I'm trying to prove that there is more evil than good but I can't seem to put my thoughts to words. So far I have: there are more innocent people killed than guilty ones and most of what appears 'good' is actually evil in disguise.
Thanks for your help!
From your question it sounds like if you are asking if Macbeth is evil or good. I think that Macbeth is too complex a character to call pure evil. He is acting in what he thinks in the right way, and the best interest of the kingdom and family.
Macbeth and Lady Macbeth, for all their evil deeds, do have consciences. And, they love each other. Of course, good triumphs as the English king "brings God's healing power." Let us not forget that Shakespeare wrote this play in England! And Elizabeth I attended his plays.
I'm with #3 on this one, though perhaps what I would say is that while there is plenty of evil in this play, good is more powerful than evil because evil is defeated. The sheer number of evil acts are overwhelming; however, the people of Scotland are free in the end. Your thesis is that there is more evil than good; I think you can support that thesis by listing the deaths of all the innocents, the greed and selfishness of the pretender king and queen, and the suffering of the people because of it. What I would remind you of, though, is that more evil does not mean it is stronger than the forces of good which eventually win. People in this play make great sacrifices to ensure that evil does not win.
I prefer to think there is more good than evil in this play. Now, I suppose if we take it line-by-line there would be no doubt that evil dominates due to the dramatic focus, BUT one must not neglect how the play ENDS. In the battle of good vs. evil, good always wins, ... at least in the case of the general definition of tragedy. That is what I want to focus on here.
The horrid ambition of Macbeth that has lead to murder has been stopped (mostly by his head being mounted on a stick, but still ...), and so good is allowed again to reign. Malcolm and Macduff are the hope I speak of here. Look at the final lines in the play:
We shall not spend a large expense of time / Before we reckon with your several loves, / And make us even with you. My thanes and kinsmen. / ... As calling home our exiled friends abroad / That fled the snares of watchful tyranny, / ... By the grace of Grace / We will perform in measure, time, and place: So thanks to all at once and to each one, / Whom we invite to see us crowned at Scone.
Malcolm, as the new king, plans to reward subjects for their devotion and not waste time in doing so. It is truly a "new" age of goodness in Scotland. With Malcolm as king, hopefully there will be justice for all.
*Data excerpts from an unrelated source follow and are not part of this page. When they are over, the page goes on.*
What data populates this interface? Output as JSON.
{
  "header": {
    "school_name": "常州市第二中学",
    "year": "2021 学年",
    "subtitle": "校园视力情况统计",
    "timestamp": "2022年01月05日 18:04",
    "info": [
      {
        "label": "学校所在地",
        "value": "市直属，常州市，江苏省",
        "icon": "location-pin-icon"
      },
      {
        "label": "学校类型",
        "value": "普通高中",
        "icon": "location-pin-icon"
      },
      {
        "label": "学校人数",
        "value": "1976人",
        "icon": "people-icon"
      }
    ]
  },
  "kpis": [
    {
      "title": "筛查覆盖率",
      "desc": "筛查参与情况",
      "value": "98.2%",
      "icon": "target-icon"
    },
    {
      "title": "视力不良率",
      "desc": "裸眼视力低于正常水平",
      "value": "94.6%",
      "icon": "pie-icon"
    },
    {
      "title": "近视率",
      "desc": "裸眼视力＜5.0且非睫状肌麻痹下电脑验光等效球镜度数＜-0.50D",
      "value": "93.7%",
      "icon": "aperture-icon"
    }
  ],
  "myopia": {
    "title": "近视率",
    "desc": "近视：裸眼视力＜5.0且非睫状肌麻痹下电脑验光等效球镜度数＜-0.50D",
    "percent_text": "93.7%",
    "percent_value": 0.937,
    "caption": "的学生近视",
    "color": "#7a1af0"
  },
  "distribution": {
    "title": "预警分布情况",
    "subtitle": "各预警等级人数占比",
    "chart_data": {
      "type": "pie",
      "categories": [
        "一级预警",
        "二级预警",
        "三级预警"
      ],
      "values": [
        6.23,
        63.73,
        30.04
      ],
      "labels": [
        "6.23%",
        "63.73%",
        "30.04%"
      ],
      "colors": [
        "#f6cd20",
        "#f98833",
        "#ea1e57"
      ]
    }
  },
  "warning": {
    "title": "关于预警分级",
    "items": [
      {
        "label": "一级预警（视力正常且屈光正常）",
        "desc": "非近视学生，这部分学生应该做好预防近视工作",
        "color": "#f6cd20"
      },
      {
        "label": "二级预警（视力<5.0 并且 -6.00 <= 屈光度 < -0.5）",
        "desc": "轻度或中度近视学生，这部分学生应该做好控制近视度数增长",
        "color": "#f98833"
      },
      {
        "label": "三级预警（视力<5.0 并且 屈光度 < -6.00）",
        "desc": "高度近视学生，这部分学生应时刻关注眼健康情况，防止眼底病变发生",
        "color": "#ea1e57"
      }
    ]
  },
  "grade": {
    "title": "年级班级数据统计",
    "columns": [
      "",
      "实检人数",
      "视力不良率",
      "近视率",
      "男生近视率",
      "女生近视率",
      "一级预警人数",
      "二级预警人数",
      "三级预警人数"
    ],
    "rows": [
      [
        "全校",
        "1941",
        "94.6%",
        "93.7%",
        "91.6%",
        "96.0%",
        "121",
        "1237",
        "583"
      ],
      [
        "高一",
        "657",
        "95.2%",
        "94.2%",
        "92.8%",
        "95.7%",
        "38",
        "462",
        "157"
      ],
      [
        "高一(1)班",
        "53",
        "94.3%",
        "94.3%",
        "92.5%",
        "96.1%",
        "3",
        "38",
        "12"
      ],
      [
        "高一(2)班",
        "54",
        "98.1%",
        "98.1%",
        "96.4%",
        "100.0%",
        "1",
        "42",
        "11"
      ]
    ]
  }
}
Simply put, there is more evil than good in Macbeth. There are forces of redemption in the drama. Yet, there intensity and venom with which Macbeth and Lady Macbeth hatch their plan for usurping power, along with the ominous presence of the witches really makes for more of a despairing feel to the play than a redemptive one. There is no clear lesson at the end that allows the reader to feel at ease with the amount of brutality witnessed. At least at the end of King Lear, there is acknowledgement, albeit too little too late, and there is a sense of the "full circle" of tragedy present. Romeo and Juliet ends with their deaths, but the families recognize the wrong of the feud. In Hamlet, there is total death to all, but with it comes the hope that the moral corruption that infected everyone in Denmark is also finally eradicated as everyone infected by it dies. Even Othello features some redemption as Iago is exposed for the villain he is and Othello himself acknowledges his dreadful choice of alignment. Yet, in Macbeth, I struggle to find good being a dominant force. I think that there is good in the fact that Macbeth has been stopped. Yet, I cannot help but there seems to be a certain hollowness in Scotland when Malcolm has finally stopped Macbeth's reign of terror. There is evil that is present and, somehow, even with Macbeth's death, there is justice missing. Everything being equal, Macbeth took out more than his death could replace. This is confirmed with the supernatural focus never quite being fully explained or redeemed. Just consider the opening to the enotes summary, something that might help put this in context:
Probably composed in late 1606 or early 1607, Macbeth is the last of Shakespeare's four great tragedies, the others being Hamlet, King Lear and Othello. It is a relatively short play without a major subplot, and it is considered by many scholars to be Shakespeare's darkest work.